Five or six years ago, everyone was arguing over whether Wi-Fi hotspots were going to kill 3G. Remember that? As you'll recall, 3G wasn't that widespread in 2003-2004, or all that impressive in terms of data speeds.

Wi-Fi hot spots weren't all that widespread either, and its cheap costs were offset by extremely limited coverage and expensive backhaul. But hot spots grew like crazy anyway, offering tens of Megabits worth of "real" Internet connectivity, prompting talk of dual-mode Wi-Fi/3G handsets and fears of Wi-Fi cannibalizing 3G revenues.

In 2009, we have hundreds of thousands of hot spots and dozens of Wi-Fi-enabled smartphones. And we have 3.5G and Wimax. And Wi-Fi has apparently grown to be their greatest ally.

On the Wimax side, for example, take Malaysian Wimax player PacketOne, which demonstrated its network capabilities via a bus tour Johor Bahru on the eve of the Wimax Forum Asia event in April.

P1 offers a CPE box that uses Wimax for the backhaul and Wi-Fi for the actual access link. It also offers a dual-mode dongle for outdoor users that not only supports both Wimax and Wi-Fi, but can actually hand off live IP sessions between them, using MobileIP to create a virtual IP address that allows the device's client software to determine which connection is sufficient for the session and switch without interruption.

Certainly the spectacle of Wi-Fi/Wimax handoff begs the question: what's the point, especially since Wimax was conceived in part to make public Wi-Fi obsolete by addressing its chief weakness of limited coverage?

Kelvin Lee, senior GM of solutions provider Green Packet (which owns P1) says the answer is simple enough: traffic offload.

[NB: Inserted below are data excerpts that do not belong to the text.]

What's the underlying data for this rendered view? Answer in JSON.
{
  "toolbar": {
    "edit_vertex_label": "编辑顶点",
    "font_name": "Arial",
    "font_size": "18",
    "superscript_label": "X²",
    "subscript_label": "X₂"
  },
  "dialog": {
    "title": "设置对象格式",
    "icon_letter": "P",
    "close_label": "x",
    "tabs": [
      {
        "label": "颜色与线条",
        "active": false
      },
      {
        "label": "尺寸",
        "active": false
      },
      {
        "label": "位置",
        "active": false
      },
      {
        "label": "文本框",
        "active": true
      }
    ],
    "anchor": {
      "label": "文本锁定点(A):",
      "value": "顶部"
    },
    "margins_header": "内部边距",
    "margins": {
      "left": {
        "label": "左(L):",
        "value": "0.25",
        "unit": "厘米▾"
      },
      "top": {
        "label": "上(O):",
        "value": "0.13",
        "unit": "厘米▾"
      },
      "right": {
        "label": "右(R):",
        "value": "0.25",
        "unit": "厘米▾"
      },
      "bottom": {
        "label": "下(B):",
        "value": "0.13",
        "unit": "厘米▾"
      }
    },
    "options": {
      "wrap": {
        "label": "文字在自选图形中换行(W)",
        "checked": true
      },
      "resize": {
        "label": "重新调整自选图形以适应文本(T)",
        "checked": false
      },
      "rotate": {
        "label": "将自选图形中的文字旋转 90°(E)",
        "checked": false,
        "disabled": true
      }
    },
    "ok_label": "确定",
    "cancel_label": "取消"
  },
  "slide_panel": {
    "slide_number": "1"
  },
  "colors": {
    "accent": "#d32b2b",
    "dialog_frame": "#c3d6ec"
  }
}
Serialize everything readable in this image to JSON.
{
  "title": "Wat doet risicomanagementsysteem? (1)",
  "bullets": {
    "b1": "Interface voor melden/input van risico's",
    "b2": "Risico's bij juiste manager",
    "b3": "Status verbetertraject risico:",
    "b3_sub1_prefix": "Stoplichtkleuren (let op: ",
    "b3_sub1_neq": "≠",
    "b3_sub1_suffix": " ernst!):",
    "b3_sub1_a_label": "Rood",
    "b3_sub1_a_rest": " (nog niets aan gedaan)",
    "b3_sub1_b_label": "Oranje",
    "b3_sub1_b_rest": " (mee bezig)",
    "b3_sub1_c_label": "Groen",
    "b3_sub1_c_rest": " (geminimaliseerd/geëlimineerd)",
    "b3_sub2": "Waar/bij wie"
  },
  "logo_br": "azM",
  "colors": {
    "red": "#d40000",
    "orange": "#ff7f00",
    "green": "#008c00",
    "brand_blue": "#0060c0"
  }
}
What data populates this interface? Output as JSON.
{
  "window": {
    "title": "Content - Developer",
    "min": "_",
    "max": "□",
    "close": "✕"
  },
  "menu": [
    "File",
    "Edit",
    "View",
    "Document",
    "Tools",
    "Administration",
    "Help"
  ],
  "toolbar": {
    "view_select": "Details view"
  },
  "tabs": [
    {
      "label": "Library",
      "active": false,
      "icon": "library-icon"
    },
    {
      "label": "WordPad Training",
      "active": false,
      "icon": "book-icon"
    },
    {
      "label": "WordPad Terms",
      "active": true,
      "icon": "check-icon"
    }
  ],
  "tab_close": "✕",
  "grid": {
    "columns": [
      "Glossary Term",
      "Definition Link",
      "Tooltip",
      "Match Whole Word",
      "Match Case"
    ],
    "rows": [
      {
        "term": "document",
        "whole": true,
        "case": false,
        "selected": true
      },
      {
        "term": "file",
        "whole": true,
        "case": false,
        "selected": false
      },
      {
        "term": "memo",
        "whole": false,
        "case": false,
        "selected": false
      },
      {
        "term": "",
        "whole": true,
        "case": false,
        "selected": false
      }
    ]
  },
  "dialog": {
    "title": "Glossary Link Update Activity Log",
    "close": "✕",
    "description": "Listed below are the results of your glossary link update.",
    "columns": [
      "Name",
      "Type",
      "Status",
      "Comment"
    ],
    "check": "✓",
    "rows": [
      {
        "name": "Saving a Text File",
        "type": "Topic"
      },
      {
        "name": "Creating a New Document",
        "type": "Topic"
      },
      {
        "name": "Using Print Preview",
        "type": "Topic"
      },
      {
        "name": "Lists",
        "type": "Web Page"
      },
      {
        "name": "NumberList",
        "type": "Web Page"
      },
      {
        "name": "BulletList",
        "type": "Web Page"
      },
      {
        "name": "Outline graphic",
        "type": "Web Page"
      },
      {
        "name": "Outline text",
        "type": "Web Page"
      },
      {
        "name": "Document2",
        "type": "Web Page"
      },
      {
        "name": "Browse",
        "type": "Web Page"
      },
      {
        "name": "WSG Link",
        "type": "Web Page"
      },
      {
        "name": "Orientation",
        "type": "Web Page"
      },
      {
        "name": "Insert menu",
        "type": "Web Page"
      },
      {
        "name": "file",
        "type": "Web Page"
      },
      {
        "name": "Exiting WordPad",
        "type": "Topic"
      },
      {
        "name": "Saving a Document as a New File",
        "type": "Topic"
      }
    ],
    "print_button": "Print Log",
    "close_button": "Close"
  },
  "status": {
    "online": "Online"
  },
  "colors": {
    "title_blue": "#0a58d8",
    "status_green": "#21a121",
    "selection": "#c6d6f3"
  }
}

"You can do all sorts off apps on Wimax - downloads, video streams, VoIP," he told The Signal. "But that takes up bandwidth, and if everyone's doing that, you'll have congestion. So if your device sees a Wi-Fi hotspot, it'll move to it automatically and free up resources on the macro network."

In other words, Wi-Fi hot spots in cafe and food courts could be transformed into the equivalent of public femtocells.